Founded in the 17th century, Val-de-Grâce is a church and a former convent built by Queen Anne of Austria, and then converted into a French military hospital during the French Revolution.

Val-de-Grâce: the work of a queen

Val-de-Grâce Church was built in 1621 by Queen Anne of Austria, the wife of King Louis XIII, in gratitude for the birth of her son, the future Louis XIV. Embellished all through the 17th century, the church was one of the capital’s most ambitious religious projects.

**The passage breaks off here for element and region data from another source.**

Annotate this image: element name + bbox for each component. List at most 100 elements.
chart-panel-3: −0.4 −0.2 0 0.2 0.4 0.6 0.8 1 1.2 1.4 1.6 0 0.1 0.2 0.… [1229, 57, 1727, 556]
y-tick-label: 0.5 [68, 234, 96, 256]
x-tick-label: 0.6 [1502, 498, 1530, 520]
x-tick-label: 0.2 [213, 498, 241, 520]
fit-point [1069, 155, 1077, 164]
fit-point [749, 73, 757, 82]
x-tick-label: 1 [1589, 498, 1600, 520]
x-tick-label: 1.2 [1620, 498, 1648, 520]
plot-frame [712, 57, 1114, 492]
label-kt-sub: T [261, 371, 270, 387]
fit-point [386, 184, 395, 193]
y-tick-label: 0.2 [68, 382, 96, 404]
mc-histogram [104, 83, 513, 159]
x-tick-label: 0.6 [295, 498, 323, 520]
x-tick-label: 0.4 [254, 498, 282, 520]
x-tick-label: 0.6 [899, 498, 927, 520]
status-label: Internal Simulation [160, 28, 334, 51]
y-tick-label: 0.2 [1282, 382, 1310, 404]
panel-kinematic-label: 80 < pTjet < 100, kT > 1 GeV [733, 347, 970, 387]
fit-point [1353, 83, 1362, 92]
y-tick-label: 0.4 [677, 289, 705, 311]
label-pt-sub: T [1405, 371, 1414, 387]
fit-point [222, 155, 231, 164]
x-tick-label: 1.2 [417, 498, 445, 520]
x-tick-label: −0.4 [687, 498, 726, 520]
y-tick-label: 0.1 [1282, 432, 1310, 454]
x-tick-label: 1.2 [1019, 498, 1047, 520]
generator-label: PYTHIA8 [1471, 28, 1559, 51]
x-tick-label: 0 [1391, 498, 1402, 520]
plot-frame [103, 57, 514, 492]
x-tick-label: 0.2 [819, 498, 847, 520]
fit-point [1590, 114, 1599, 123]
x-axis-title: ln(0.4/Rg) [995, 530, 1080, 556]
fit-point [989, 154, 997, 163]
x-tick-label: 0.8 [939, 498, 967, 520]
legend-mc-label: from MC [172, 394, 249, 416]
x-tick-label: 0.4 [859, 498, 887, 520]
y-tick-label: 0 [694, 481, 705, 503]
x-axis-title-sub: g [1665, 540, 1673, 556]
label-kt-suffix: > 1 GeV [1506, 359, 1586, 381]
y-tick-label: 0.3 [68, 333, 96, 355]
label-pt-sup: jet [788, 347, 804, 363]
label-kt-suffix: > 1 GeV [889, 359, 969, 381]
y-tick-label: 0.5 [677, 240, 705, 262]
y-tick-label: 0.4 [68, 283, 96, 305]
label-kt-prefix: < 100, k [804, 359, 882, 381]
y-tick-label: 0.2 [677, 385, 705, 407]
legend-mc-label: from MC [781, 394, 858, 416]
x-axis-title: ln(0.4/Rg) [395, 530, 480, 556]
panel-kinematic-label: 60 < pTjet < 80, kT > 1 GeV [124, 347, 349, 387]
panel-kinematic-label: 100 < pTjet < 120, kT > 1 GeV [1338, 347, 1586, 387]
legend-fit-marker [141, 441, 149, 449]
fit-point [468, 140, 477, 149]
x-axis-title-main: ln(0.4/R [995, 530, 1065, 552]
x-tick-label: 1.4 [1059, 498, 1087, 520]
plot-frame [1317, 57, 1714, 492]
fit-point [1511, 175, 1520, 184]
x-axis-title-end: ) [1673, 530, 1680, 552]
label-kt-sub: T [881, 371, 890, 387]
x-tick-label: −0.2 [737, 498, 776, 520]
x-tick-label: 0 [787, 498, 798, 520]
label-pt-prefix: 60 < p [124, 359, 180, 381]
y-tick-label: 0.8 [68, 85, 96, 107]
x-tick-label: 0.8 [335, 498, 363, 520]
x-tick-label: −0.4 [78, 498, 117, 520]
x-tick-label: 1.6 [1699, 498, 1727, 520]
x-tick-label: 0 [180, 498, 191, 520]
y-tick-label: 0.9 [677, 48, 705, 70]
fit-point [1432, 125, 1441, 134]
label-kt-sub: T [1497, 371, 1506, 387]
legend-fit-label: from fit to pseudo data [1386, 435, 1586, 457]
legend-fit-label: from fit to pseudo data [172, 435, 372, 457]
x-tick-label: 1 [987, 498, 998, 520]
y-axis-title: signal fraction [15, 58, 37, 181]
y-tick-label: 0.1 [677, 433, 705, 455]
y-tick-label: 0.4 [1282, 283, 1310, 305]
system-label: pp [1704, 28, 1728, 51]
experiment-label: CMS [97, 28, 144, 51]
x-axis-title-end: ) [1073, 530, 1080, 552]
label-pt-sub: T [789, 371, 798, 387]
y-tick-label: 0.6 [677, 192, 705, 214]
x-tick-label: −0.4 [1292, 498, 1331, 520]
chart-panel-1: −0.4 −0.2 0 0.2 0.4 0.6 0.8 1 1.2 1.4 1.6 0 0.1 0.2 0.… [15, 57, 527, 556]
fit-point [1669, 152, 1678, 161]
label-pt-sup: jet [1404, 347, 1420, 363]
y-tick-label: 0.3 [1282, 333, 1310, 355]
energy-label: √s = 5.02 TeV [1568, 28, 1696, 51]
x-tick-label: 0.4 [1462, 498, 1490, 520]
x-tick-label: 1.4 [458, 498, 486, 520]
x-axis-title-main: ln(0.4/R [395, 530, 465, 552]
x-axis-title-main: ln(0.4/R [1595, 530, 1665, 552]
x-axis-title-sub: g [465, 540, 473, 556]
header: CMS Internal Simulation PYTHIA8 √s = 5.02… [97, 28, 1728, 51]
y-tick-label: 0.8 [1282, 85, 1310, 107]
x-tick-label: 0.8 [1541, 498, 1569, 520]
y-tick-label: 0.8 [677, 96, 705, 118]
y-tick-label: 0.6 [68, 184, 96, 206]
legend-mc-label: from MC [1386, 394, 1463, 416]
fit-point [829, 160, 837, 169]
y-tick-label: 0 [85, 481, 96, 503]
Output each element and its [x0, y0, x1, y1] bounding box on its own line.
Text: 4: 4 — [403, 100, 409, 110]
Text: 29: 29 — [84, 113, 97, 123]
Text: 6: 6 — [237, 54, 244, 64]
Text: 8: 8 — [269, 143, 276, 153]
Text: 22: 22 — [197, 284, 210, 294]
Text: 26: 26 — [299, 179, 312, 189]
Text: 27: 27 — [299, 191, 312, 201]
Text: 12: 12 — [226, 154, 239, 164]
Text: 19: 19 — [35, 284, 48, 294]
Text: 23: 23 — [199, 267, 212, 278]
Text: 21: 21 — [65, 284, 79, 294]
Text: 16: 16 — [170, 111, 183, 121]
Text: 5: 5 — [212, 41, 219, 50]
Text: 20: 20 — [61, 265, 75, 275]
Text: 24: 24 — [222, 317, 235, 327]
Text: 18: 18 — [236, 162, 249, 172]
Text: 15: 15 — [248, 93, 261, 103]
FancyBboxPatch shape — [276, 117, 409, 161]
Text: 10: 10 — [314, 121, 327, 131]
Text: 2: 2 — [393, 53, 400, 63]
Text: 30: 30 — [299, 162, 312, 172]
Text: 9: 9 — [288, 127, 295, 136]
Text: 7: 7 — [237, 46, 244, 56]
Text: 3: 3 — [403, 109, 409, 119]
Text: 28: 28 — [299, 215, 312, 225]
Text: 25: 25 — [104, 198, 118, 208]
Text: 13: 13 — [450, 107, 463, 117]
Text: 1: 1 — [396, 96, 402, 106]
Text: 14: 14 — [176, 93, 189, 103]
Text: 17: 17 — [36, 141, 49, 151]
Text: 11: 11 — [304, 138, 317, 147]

The Benedictine convent attracted notice due to the size of the monastery and the beauty of the church. The greatest artists and architects of the 17th century took part in the construction of Val-de-Grâce, including the architects Mansart and Le Muet, the sculptors Anguier and De Buyster and the painters Jean-Baptiste, Philippe de Champaigne and Pierre Mignard Le Romain. Their work is still displayed inside the church today. Val-de-Grâce prospered until the French Revolution, when it survived undamaged. A 15-minute walk away from the Aiglon Hotel, Val-de-Grâce is considered one of the most beautiful monasteries in Paris.

The army teaching hospital

On 31 July 1793, the revolutionary Convention decided to convert Val-de-Grâce into a military hospital. The religious edifice became the “army teaching hospital of Val-de-Grâce”. With the aim of making Val-de-Grâce Church more independent, building work was carried out from 1974 to 1978. A brand new hospital then arose after restoration work in 1996. All the medical services of an ordinary hospital are to be found here. The French presidents and a large number of French and foreign personalities come to the hospital for treatment in complete discretion.


Among the famous patients are Nicolas Sarkozy, the actress Laura Smet and the gangster François Marcontoni. The Val-de-Grâce’s use as a military hospital will come to an end in 2017. Its medical activities will be gradually transferred to the Percy Hospital in Clamart and to the Bégin Hospital in Saint-Mandé. Only the historic part of the site of Val-de-Grâce will remain open to the public.